Bahkan, aku sering mengambil memberikan pengumuman tentang
kegiatan BEM ke jurusannya agar aku selalu bisa melihatnya dari depan. Tapi,
aku rasa dia belum tau kalo aku memandangnya dari depan. Walaupun wajahnya
memandang Vogel, aku tau kalo aku memang tak sepenting Vogel bagimu.
Tak masalah jika kau malu-malu dengan orang yang kau
suka, seperti aku kepadanya saat itu. Dari pada kita melakukan hal yang
memalukan diri sendiri didepan orang banyak maupun dihadapan-Nya.

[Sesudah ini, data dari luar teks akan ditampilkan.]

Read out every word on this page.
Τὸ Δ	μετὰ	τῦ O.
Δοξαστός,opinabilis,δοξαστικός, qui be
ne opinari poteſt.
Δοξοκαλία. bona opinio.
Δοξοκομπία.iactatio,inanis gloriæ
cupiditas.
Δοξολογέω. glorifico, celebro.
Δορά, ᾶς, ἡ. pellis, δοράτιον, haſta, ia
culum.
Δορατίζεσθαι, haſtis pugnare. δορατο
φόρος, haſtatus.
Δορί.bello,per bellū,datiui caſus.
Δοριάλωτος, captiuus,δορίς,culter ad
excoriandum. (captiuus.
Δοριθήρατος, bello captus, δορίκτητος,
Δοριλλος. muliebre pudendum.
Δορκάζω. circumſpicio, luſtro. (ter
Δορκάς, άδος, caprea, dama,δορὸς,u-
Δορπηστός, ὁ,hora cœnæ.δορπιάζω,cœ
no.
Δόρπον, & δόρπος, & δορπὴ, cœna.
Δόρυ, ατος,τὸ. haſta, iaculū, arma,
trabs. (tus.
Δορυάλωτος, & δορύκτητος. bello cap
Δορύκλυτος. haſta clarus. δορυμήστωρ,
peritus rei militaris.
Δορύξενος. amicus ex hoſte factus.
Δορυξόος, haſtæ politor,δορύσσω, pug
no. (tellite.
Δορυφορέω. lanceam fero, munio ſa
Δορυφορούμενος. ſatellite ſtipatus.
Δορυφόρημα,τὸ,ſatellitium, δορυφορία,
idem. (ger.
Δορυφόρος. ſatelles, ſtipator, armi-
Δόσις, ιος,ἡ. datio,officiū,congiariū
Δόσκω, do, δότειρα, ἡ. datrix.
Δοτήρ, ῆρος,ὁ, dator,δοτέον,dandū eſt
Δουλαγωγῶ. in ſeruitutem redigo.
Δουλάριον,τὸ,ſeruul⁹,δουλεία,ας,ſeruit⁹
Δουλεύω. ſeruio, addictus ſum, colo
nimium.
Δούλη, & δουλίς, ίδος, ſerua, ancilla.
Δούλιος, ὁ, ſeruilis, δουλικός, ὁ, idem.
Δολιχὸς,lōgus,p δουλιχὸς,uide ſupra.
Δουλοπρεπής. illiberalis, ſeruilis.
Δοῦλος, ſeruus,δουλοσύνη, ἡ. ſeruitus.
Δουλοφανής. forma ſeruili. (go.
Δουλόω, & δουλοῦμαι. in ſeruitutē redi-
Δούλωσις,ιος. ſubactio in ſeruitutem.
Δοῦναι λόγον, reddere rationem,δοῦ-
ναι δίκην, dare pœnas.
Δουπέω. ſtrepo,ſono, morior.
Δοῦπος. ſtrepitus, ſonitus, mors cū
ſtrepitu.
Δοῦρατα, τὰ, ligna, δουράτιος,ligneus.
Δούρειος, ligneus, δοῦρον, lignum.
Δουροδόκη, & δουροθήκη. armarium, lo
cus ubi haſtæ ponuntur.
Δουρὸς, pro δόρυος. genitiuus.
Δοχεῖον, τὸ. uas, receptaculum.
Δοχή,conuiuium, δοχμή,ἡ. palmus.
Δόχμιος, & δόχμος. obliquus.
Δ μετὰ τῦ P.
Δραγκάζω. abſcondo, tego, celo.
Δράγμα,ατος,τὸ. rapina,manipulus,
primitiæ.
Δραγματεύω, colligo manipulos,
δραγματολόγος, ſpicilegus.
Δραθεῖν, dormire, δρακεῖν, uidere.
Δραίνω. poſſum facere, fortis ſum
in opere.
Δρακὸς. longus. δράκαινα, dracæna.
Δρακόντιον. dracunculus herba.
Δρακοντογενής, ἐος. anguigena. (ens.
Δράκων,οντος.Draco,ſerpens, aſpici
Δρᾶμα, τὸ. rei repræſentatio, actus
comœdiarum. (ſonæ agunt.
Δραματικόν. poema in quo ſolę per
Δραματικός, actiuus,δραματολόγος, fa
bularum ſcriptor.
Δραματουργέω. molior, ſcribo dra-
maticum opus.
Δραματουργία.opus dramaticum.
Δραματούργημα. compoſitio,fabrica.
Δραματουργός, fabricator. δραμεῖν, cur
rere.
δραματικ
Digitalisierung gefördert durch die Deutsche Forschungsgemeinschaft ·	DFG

Pacaran ala anak SMP memang sangat tidak baik lagi untuk
kita yang sudah berusia dewasa. Karena harusnya sudah memikirkan tentang hal
yang serius, jenjang yang lebih mulia didalam lindungan pernikahan.
Suatu saat, disebelan lab Kimia Analis yang ada diantara
kampus jurusanku dan kampus jurusannya. Suasana kampus yang ramai dengan lalu
lalang orang-orang yang sedang sibuk mencari ilmu, mencari pacar sampai mencari
jaringan internet yang kala itu sangat langka.
Aku keluar dari lab biokimia membawa alat-alat yang
harus dicuci setelah dipakai, kebetulan kelompokku adalah petugas piket dikala
itu. Mendekat ke washtafele yang ada diantara lab Kimia Analitik dan Lab
Biomia.
Satu persatu alat yang ada didepanku langsung aku cuci,
kurang bersih ya pake sabun, kurang bersih lagi ya wajib disikat. Sampe
akhirnya aku menyadari bahwa taka da lagi yang perlu dicuci.
Membalikkan badan bagai manusia tanpa dosa yang pengen move
on. Satu… dua… tiga… aku langsung terhenti karena seorang perempuan dengan
dua teman perempuannya juga masuk kedalam ruangan pencucian.
Aku hanya terdiam melihat perempuan yang sedang
mengalungkan masker dilehernya itu, sambil membuka handscon-nya dia
juga terhenti sambil melihatku.
Aku terdiam lebih lama hingga akhirnya dia berkata,
“Kenapa kamu lihat-lihat?” sambil matanya melotot melihatku.
Siapa yang tak takut jika melihat wanita yang disukainya
melotot dalam seakan-akan ingin menelanku bulat-bulat. Dan hingga akhirnya aku
hanya bisa tersenyum sambil menjawab, “Maaf…”. Sambil berlari kegirangan
meninggalkan Qunut dan kawannya.
Qunut melihat kebelakang, kearah laki-laki yang berlari
tak karuan seperti mendapatkan bulan terang. Hanya senyuma yang terpancar oleh
perempuan yang dari tadi hanya bisa melotot yang dengan juteknya berkata, “Apa
kau lihat-lihat?”
Aku berlari menuju ruang kelasku dimana orang-orang
sedang sibuk membereskan meja praktikum. Berlari-lari bagai orang yang sedang
terhibur ditaman bunga, menabur keceriaan dan kebahagiaan. Orang-orang yang
sangat jarang melihatku bertingkah seperti itu seakan-akan bertanya-tanya ada
apa gerangan?
Disaat orang-orang bertanya, “Kenapa sih kayak girang
banget?”
Aku hanya tersenyum kepada teman-teman yang memandangku aneh, sambil berkata, “Nggak ada, ayo kita kerja lagi.”. seraya kembali merapikan alat-alat dan memasukkannya kelemari alat praktikum.
Jangankan berbicara dengannya, bertemu dan dimarahinya saja membuat aku menjadi girang. Yah, begitulah cinta berupa-rupa rasanya. Tapi, tak ada yang salah untuk orang yang sedang jatuh cinta.